Such return fire tends to make witnesses reluctant to be identified.

Thus the “anonymous source.”

Worthless or fraudulent?

Targets of “anonymous sources” go into high dudgeon about “anonymous sources.” They would have you believe that “anonymous source” means no source or that the “anonymous source” is a nobody who knows nothing and whom no one would believe if they knew his or her identity.

Supporters of the investigative targets echo the innuendo of the target with regard to the value of “anonymous sources.”


No such thing as an ‘anonymous source’

First off, there is no such thing as an “anonymous source.” If I quote what you call an “anonymous source,” that source is not anonymous to me. If I got a tip or accusation from a truly anonymous source—like a letter with no signature or identifying information about the source—which I have—I would ignore it.

Or in one case, I sent it to the person being accused. He investigated it. It was a credit report on him. The entity that requested the credit report had been redacted. But the date and time had not. The credit bureau thereby instantly identified the entity that requested the report. It was real estate guru Bill Bronchick. He denies having sent it to me or that he knows how whoever sent it to me got it. He was associated with a woman who was feuding with the man whose credit report it was.

I don’t use it most of the time

Why do I not use information I get anonymously? I do not want to get sued successfully. Also, I do not want to falsely accuse anyone because it is wrong. Also, I do not want to look like a fool.

Now, I will use it if the source tells me where to find corroboration. That’s another matter. For example, an anonymous source might tell me to look at a particular document that I can get from a court or recorders office. In that case, my source when I write the story is not the person who told me that. It is the document itself.

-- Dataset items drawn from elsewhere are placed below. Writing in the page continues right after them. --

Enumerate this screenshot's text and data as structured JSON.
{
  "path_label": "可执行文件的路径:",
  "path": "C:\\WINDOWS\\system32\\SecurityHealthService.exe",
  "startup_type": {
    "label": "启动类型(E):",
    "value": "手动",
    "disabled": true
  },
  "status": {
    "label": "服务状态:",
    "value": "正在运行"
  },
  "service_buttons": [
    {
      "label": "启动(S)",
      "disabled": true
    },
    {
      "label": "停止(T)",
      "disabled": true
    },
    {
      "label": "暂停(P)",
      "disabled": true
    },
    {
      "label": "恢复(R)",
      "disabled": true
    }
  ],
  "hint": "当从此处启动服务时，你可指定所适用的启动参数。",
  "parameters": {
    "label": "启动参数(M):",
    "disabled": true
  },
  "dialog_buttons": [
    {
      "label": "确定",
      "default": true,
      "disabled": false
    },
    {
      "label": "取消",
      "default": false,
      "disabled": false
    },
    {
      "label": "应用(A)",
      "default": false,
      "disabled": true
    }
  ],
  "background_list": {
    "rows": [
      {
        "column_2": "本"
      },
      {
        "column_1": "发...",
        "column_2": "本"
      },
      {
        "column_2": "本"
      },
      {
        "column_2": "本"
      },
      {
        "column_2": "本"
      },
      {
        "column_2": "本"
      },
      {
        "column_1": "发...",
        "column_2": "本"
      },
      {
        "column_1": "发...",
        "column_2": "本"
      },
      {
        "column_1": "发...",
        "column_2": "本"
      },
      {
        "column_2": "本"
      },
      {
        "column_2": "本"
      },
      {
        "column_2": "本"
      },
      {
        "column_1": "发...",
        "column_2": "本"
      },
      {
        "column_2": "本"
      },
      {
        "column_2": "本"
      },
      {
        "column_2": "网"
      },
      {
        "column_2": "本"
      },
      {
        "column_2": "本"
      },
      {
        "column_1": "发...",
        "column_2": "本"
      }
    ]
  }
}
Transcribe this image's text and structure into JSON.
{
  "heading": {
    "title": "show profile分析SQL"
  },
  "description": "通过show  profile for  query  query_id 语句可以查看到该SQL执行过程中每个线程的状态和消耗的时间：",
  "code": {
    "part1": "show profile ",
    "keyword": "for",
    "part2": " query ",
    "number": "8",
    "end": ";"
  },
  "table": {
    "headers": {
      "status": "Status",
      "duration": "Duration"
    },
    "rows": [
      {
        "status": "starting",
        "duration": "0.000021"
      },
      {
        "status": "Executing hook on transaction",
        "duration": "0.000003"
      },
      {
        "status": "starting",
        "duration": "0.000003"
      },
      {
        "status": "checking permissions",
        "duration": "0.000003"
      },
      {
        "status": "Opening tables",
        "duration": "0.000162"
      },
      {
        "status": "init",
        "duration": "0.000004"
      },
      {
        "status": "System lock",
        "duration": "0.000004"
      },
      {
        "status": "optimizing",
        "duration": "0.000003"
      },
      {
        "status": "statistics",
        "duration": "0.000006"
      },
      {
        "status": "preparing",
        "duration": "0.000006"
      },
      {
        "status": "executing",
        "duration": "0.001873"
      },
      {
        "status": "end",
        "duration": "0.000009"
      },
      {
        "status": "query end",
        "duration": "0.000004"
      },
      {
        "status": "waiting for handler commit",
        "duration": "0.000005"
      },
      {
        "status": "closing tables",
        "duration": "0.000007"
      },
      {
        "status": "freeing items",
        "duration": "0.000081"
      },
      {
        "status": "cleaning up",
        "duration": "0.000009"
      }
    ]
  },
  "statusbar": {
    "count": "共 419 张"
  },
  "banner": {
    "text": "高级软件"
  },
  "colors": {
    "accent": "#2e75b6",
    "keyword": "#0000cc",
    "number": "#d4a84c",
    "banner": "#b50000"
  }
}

I have, on occasion, encouraged people who want to help me in an investigation to tell me where to look if they do not want to disclose their identity to me. But I explain that I have to get a reliable piece of evidence or there will be no story. Probably most of the people who bring me dirt on someone decline to be identified and as a result, I never do the story. In the case of Robert Allen, author of the book Nothing Down, I repeatedly got tips from people who wanted me to tell the world negative news about him. But they would neither go on the record nor could they tell me where to look.

‘Where’s the proof?’

Finally, one of them did tell me where to look: in the Utah County Court House in Provo, Utah. I then got the documents, wrote the story, and it was picked up by other outlets all over the U.S. including the Los Angeles Times and the San Francisco Chronicle. Those outlets went with the story because I cited chapter and verse of the documents and I had given Allen a chance to respond. I removed parts of the story because Allen said they were not what they seemed.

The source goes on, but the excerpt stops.